Я тяжело вздыхаю и пальцем провожу сквозь пламя свечи, зажатой в моих ладонях. Этот скандал идёт уже по третьему кругу который раз на этой неделе, и ни я, ни мои сёстры так и не можем сказать, в чём же заключается его суть, сколько бы ни подслушивали. Итогов у него тоже никаких нет, только всю квартиру заволакивает чёрным смолистым туманом, дышать в котором практически невозможно. То ещё удовольствие бродить после по комнатам, будто где-то неподалёку горят торфяные болота, но почему-то никого это совершенно не волнует.

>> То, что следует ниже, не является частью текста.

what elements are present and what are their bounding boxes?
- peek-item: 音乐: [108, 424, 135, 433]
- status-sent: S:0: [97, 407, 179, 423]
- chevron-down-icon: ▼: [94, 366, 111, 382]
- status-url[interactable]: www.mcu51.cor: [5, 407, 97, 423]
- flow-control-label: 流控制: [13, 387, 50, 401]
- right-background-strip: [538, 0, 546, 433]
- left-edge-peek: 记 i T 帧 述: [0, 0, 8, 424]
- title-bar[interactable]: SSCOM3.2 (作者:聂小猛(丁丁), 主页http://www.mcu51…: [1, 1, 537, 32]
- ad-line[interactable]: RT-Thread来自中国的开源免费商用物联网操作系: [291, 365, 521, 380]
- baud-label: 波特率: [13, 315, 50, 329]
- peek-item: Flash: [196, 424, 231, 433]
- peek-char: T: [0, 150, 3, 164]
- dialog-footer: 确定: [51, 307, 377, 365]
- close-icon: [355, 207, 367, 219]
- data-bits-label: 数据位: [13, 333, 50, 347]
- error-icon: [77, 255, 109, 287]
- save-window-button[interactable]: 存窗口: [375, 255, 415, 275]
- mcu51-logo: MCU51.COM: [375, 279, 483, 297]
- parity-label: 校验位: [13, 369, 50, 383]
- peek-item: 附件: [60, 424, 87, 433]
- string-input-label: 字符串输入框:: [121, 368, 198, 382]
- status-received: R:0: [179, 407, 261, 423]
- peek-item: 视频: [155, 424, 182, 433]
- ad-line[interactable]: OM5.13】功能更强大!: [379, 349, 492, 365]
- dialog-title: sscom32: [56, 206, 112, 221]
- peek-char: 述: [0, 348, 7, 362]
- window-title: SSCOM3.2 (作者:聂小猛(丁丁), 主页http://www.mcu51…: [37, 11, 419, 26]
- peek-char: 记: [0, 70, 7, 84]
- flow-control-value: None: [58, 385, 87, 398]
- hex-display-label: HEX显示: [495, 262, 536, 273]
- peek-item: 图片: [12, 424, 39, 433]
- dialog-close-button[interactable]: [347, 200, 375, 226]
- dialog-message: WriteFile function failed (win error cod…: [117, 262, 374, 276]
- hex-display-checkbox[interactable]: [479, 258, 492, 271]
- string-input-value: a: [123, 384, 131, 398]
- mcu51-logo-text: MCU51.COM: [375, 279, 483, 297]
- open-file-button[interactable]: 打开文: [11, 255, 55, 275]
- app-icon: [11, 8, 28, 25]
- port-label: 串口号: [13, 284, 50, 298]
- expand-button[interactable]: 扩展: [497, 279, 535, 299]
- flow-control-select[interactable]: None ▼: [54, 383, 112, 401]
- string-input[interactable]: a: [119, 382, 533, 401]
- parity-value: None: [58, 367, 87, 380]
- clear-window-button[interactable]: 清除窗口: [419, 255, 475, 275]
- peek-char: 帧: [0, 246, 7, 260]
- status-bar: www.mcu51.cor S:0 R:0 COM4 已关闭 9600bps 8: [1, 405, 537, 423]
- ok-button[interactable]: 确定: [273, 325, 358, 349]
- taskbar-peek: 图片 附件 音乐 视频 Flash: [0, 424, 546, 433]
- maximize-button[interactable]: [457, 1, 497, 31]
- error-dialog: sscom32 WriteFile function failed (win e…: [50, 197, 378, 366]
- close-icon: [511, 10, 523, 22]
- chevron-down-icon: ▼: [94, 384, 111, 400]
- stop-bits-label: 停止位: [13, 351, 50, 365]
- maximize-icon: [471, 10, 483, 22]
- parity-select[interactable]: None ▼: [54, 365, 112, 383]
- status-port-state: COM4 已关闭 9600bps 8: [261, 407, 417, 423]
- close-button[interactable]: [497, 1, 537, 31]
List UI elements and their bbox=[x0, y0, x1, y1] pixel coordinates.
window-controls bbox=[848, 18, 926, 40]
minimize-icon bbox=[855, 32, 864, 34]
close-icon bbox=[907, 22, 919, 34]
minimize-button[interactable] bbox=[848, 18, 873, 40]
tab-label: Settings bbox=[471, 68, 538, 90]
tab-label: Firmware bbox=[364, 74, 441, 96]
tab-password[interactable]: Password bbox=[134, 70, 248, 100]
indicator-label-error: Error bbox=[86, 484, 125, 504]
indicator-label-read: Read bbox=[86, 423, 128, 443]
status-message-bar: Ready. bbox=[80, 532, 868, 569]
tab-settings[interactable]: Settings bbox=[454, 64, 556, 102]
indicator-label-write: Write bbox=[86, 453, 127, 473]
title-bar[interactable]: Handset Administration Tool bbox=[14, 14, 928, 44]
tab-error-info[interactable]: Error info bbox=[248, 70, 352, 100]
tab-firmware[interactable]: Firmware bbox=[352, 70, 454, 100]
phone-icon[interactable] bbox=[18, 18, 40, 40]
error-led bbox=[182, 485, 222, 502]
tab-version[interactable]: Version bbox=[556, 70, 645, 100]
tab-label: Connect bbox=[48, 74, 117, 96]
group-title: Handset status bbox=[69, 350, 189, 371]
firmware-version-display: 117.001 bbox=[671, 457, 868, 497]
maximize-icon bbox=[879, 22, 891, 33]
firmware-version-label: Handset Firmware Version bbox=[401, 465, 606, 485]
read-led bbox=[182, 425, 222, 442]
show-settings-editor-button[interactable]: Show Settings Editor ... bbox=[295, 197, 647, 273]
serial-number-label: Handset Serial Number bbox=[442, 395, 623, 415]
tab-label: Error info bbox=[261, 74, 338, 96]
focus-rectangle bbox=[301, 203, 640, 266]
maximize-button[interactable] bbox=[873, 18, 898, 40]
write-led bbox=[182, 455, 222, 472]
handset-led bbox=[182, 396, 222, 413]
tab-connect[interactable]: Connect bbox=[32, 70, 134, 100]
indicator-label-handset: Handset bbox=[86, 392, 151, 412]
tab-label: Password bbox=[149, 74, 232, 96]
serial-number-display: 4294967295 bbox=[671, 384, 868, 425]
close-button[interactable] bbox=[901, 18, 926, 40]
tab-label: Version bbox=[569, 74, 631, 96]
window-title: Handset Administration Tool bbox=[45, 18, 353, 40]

Палец после свечи мгновенно окрашивается слоем копоти, и я его сразу же без каких-либо угрызений совести вытираю о чистую простыню на кровати. Всё равно не моя – тёти Анфисы, а её вещи совсем не жалко.
– Ты выбросишь их из гнезда, как только появится шанс!
– Будто бы ты с Гаврилой поступишь иначе? – возмущённо восклицает Анфиса.
– Я никогда не прогоню ни его, ни тебя, пока сами не попроситесь!
– Это только на словах! А на деле, знаю я, выставишь за порог, как щенка, потому что печёшься только о своих девчушках!
Громкий удар кулаком по обеденному столу разрывает вязкую тишину, царящую в остальной квартире. Я втягиваю голову в плечи, предчувствуя скорую развязку.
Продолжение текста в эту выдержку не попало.